Greece, Bulgaria and Russia are to sign an agreement for the construction of a long-awaited oil pipeline that will funnel Russian oil directly to Southeastern Europe – bypassing Turkey’s busy Bosporus strait, Bulgarian officials said yesterday.
The three countries will sign the deal for the 280-kilometer pipeline at Bulgaria’s Black Sea port of Burgas today, the Ministry for Regional Development and Public Works announced.
The cost of the privately funded project is estimated at between –700 million and –1 billion.

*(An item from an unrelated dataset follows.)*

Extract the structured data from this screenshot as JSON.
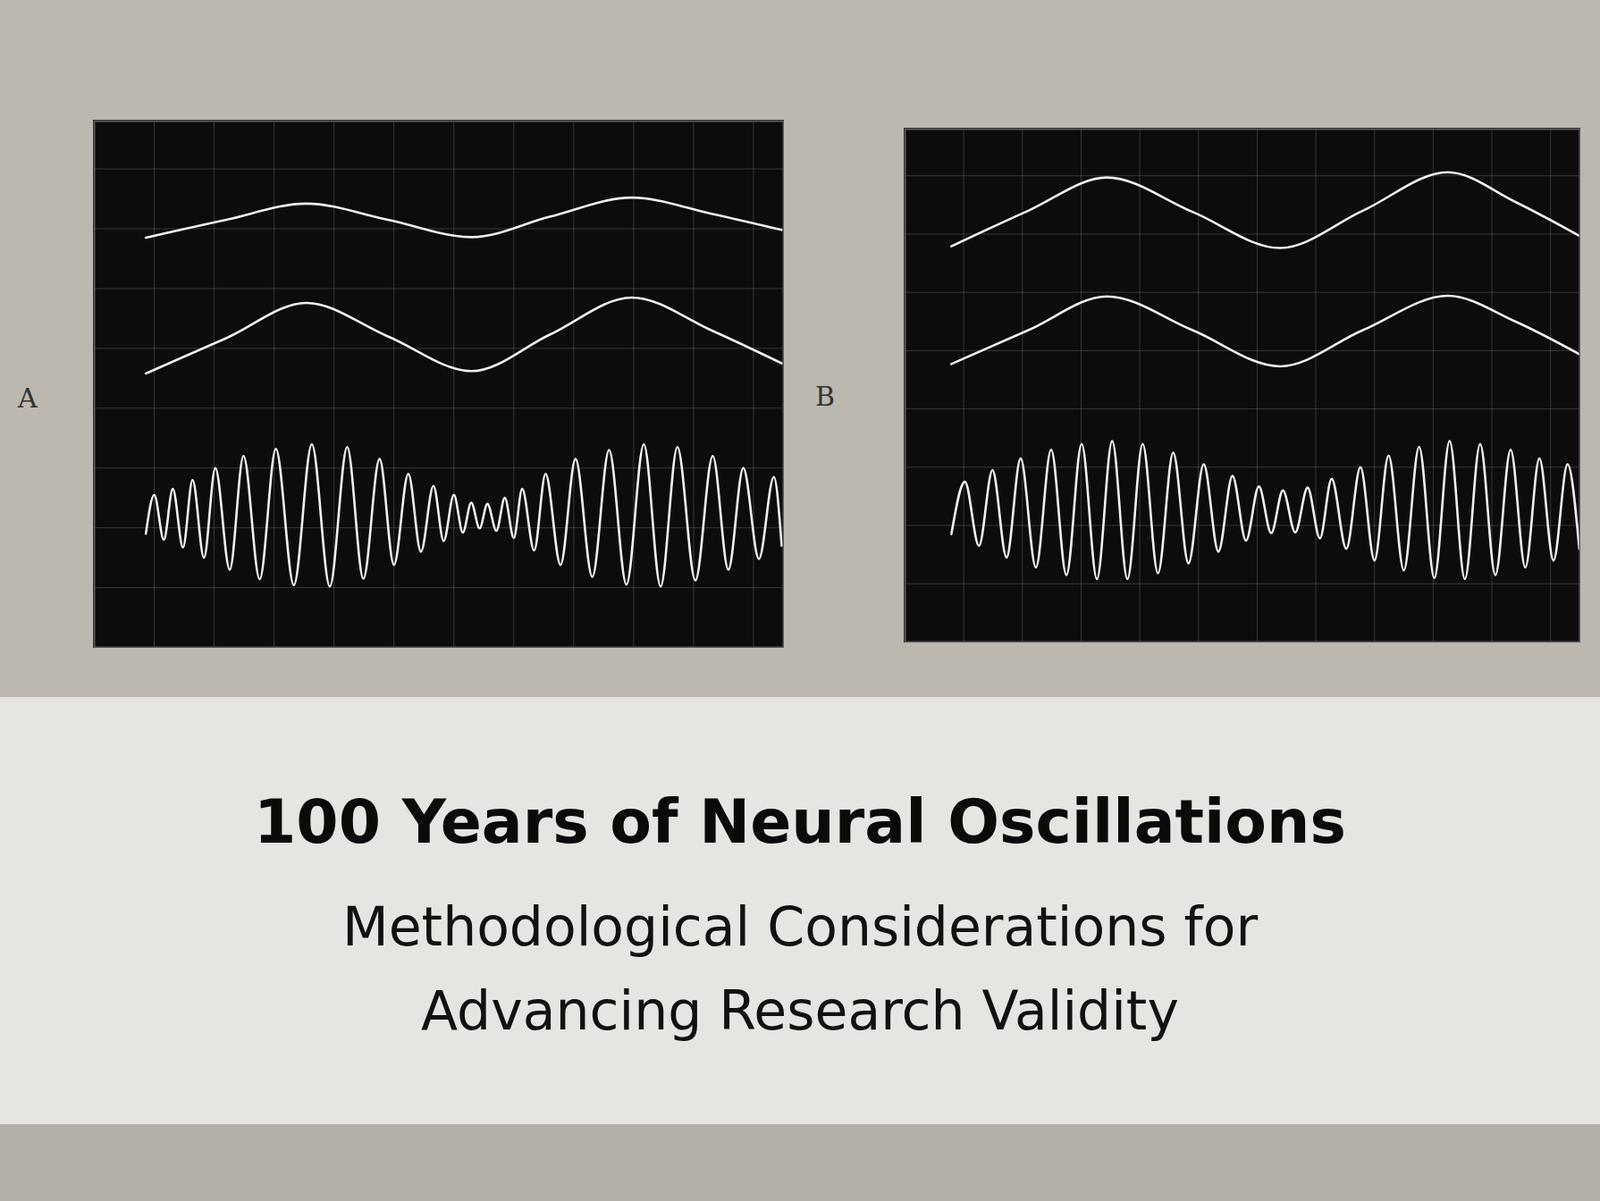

The pipeline will bring Russian oil from Bulgaria’s Black Sea port of Burgas to Alexandroupolis in northeastern Greece, bypassing the environmentally vulnerable Bosporus strait. Russia is expected to have a 51 percent share in the deal, with Bulgaria and Greece splitting the remaining 49 percent.
In discussion since the early 1990s, the venture received new interest due to high oil prices.
Last September, Russian President Vladimir Putin, Greek Prime Minister Costas Karamanlis and Bulgarian President Georgi Parvanov met in Athens to pledge political support for the project.
Putin last week again urged faster progress.
The Burgas-Alexandroupolis pipeline, tentatively scheduled for completion by 2010, would initially carry 700,000 barrels of oil a day through a 36-inch (90-centimeter) pipeline, with capacity set to eventually rise to more than 1 million barrels a day.
Russia’s Gazprom-Neft and Rosneft are to participate in the venture, along with Russian-British venture TNK-BP, Bulgargaz and Terminal Universal Burgas from Bulgaria, and Greek companies Promitheas Gas, Hellenic Petroleum and Petrola.
It remained unclear whether today’s agreement would resolve a dispute between Sofia and Moscow over ownership of the Burgas oil terminal.
Opposition lawmakers in Bulgaria argue the deal should be scrapped if Russian companies are granted control.
“A clause making Russia the majority owner of the universal terminal of the oil pipeline would mean Bulgaria partly loses its national sovereignty to a country outside the EU and NATO,” Ivan Kostov, a former prime minister and leader of the opposition Democrats for Strong Bulgaria, said yesterday.
The Burgas-Alexandroupolis route could compete with another planned pipeline venture.
Last week, the Former Yugoslav Republic of Macedonia (FYROM), Albania and Bulgaria agreed to build an east-west pipeline from Burgas to the Albanian port of Vlore. The 895-kilometer pipeline is also due to be completed in 2010, costing an estimated $1.2 billion (EUR927 million).